Can you tell I’ve been playing around with sprint time simulations too much? Here’s a better description:

The force your robot can apply on the ground is limited by the friction force the wheels can apply. The force applied by the motors is equal to the torque they apply at the wheel divided by the wheel radius. So we get:

F=\text{min} \left[ \frac{\tau_w}{r};\ f \right]

We can then expand those terms. The motor torque on the wheels is (torque each motor applies) x (number of motors) x (gear ratio) x (efficiency). The friction force equals the normal force times the CoF.

\tau_w = \tau_m n G \eta

f = F_N \mu

We can then further expand the motor torque equation using the linear relationship between torque and angular velocity, adjusted for voltage. And we know the normal force is equal to the force from gravity times the driven wheel percentage.

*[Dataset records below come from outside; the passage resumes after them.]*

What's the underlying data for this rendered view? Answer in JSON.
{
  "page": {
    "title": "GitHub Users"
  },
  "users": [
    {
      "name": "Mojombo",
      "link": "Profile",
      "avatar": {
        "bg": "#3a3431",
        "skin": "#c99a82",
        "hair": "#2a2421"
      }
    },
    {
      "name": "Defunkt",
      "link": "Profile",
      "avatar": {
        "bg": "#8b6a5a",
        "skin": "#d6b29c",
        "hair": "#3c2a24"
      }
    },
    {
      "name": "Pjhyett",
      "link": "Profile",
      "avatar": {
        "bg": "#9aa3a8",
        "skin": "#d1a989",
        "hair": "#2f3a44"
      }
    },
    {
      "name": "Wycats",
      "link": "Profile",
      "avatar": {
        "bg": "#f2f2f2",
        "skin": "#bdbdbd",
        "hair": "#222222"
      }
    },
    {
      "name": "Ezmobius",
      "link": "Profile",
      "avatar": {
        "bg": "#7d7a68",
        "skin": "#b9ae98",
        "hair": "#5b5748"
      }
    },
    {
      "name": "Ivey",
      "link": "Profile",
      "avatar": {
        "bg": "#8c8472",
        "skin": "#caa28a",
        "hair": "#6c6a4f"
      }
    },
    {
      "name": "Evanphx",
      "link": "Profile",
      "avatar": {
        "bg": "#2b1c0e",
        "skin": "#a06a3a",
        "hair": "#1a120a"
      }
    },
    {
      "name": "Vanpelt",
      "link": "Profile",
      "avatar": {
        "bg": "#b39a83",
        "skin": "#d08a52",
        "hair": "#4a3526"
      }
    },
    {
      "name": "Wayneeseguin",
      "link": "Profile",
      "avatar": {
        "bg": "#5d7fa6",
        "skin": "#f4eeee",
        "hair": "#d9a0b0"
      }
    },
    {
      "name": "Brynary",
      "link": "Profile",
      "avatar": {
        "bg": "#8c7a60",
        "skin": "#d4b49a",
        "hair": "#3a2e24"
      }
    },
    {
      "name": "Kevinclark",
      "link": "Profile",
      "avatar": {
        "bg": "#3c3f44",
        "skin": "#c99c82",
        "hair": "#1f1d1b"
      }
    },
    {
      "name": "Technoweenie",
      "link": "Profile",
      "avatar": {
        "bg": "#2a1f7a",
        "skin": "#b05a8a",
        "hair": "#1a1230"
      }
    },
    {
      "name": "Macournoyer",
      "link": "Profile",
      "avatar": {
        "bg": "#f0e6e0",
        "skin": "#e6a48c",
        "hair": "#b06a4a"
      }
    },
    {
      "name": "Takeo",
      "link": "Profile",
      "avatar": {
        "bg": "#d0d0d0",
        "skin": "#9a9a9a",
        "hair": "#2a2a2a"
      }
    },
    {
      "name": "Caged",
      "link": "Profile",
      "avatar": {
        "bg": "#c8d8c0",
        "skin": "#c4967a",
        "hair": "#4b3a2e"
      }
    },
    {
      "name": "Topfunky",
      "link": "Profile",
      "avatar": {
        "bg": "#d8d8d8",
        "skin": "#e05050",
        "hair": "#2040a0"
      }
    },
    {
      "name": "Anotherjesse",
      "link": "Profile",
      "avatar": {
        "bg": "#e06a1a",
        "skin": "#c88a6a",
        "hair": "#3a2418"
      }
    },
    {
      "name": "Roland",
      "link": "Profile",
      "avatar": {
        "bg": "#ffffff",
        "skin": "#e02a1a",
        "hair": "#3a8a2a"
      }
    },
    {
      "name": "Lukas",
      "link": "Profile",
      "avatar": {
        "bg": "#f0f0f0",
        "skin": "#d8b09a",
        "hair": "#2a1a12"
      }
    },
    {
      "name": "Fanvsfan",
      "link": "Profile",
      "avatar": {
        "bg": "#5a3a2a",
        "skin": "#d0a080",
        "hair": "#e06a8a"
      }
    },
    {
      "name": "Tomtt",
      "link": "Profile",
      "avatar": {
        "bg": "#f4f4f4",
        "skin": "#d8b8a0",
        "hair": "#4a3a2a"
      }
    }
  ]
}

\tau_m = \tau_s^* \left( 1- \frac{\omega}{\omega_f^*} \right)

F_N = mg\%

There’s one last set of expansions. The motor stall torque and free speed can both be adjusted for voltage by multiplying the spec value by the voltage ratio. The motor rotational velocity can be calculated by dividing the robot’s velocity by wheel radius (to get the wheel rotational velocity) and then multiplying by the gear ratio.

\tau_s^* = \tau_s V

\omega_f^* = \omega_f V

\omega = \frac{v G}{r}

Putting all of that back together gives the formula I originally wrote:

F = \text{min} \left[ \frac{1}{r} \tau_s V \left(1-\frac{v G}{\omega_f V r} \right) n G \eta;\ m g \% \mu \right]

If you want to calculate the force the robot can apply when it’s not moving (either as it’s starting up or when it’s pushing against another robot), you can substitute in v=0. Then the formula simplifies to:

F = \text{min} \left[ \frac{\tau_s V n G \eta}{r} ;\ m g \% \mu \right]